Aisha replied, "I won't leave my room."

His mother said, "These raids don't harm anyone, and the guns sound like fireworks."

His father called out from the bedroom, "If I were able to go to the shelter, I would go to the mosque or to Muhammad IfFat's house instead."

On another occasion, Aisha rushed down from the roof, all out of breath, to tell her mother, "Something amazing has happened!"

Amina looked at her with hopeful curiosity, and Aisha, who was still panting, explained, "I was on the roof, watching the sun go down. I felt more wretched than ever before. All of a sudden a window of glorious light opened up in the sky. At the top of my lungs I shouted, Lord!'"

The mother's eyes grew wide in amazement. Was this the desired merciful relief or a new abyss of sorrows? She murmured, "Perhaps it's our Lord's mercy, daughter."

Her face radiant with joy, Aisha said, "Yes. I shouted, Lord!' and light filled the whole world."

They all brooded about this event and, with obvious anxiety, kept careful track of developments. Aisha stood for hours at her post on the roof, waiting for the light to break through again. Kamal finally asked himself, "I wonder if this is a finale compared to which death would seem trivial". But fortunately for all of them, she appeared to forget the matter in time and stopped mentioning it. Then she became ever more deeply involved with a private universe of her own creation.
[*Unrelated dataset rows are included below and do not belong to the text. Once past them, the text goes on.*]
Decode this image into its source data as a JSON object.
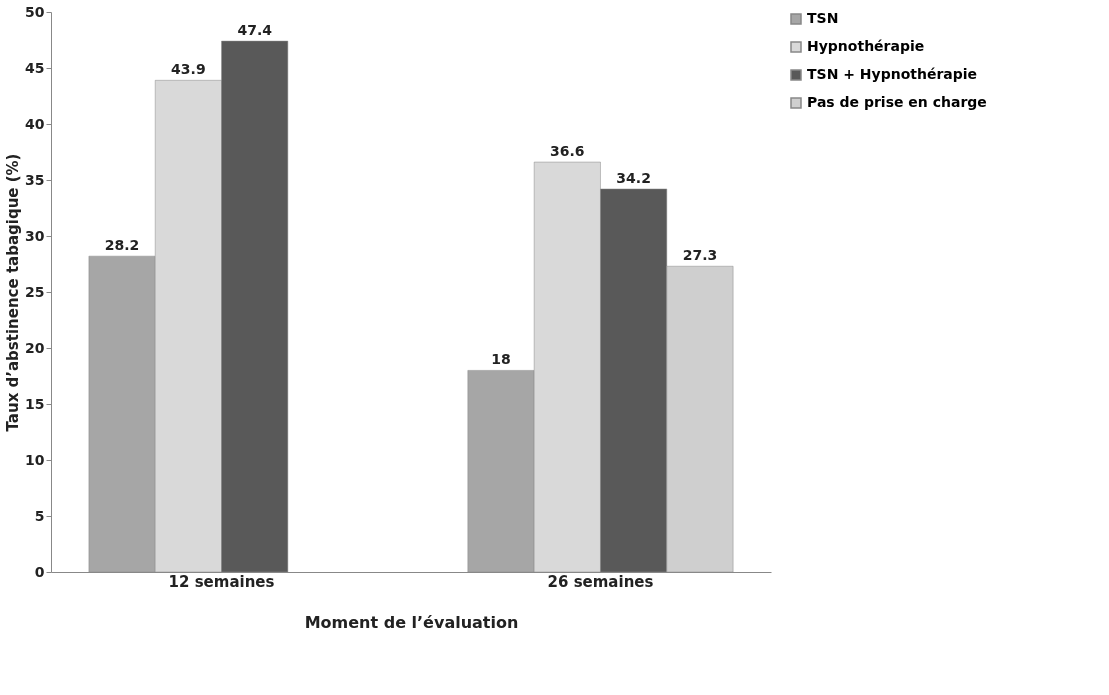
{
  "chart_data": {
    "type": "bar",
    "xlabel": "Moment de l’évaluation",
    "ylabel": "Taux d’abstinence tabagique (%)",
    "categories": [
      "12 semaines",
      "26 semaines"
    ],
    "series": [
      {
        "name": "TSN",
        "color": "#a6a6a6",
        "values": [
          28.2,
          18
        ]
      },
      {
        "name": "Hypnothérapie",
        "color": "#d9d9d9",
        "values": [
          43.9,
          36.6
        ]
      },
      {
        "name": "TSN + Hypnothérapie",
        "color": "#595959",
        "values": [
          47.4,
          34.2
        ]
      },
      {
        "name": "Pas de prise en charge",
        "color": "#cfcfcf",
        "values": [
          null,
          27.3
        ]
      }
    ],
    "ylim": [
      0,
      50
    ],
    "yticks": [
      0,
      5,
      10,
      15,
      20,
      25,
      30,
      35,
      40,
      45,
      50
    ],
    "grid": false,
    "legend": "right",
    "data_labels": true
  }
}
She lived there by herself, a solitary figure, whether in her room or sitting beside them, although at infrequent intervals she would come back to their world, as if returning from a voyage. Shortly thereafter she would resume her imaginary travels. She developed a new habit of speaking to herself, especially when no one else was present. This made her family quite nervous, but when she spoke to the dead she recognized that her loved ones had passed away. She did not think that they were present as specters or ghosts. This compromise with reality was a source of some comfort to those around her.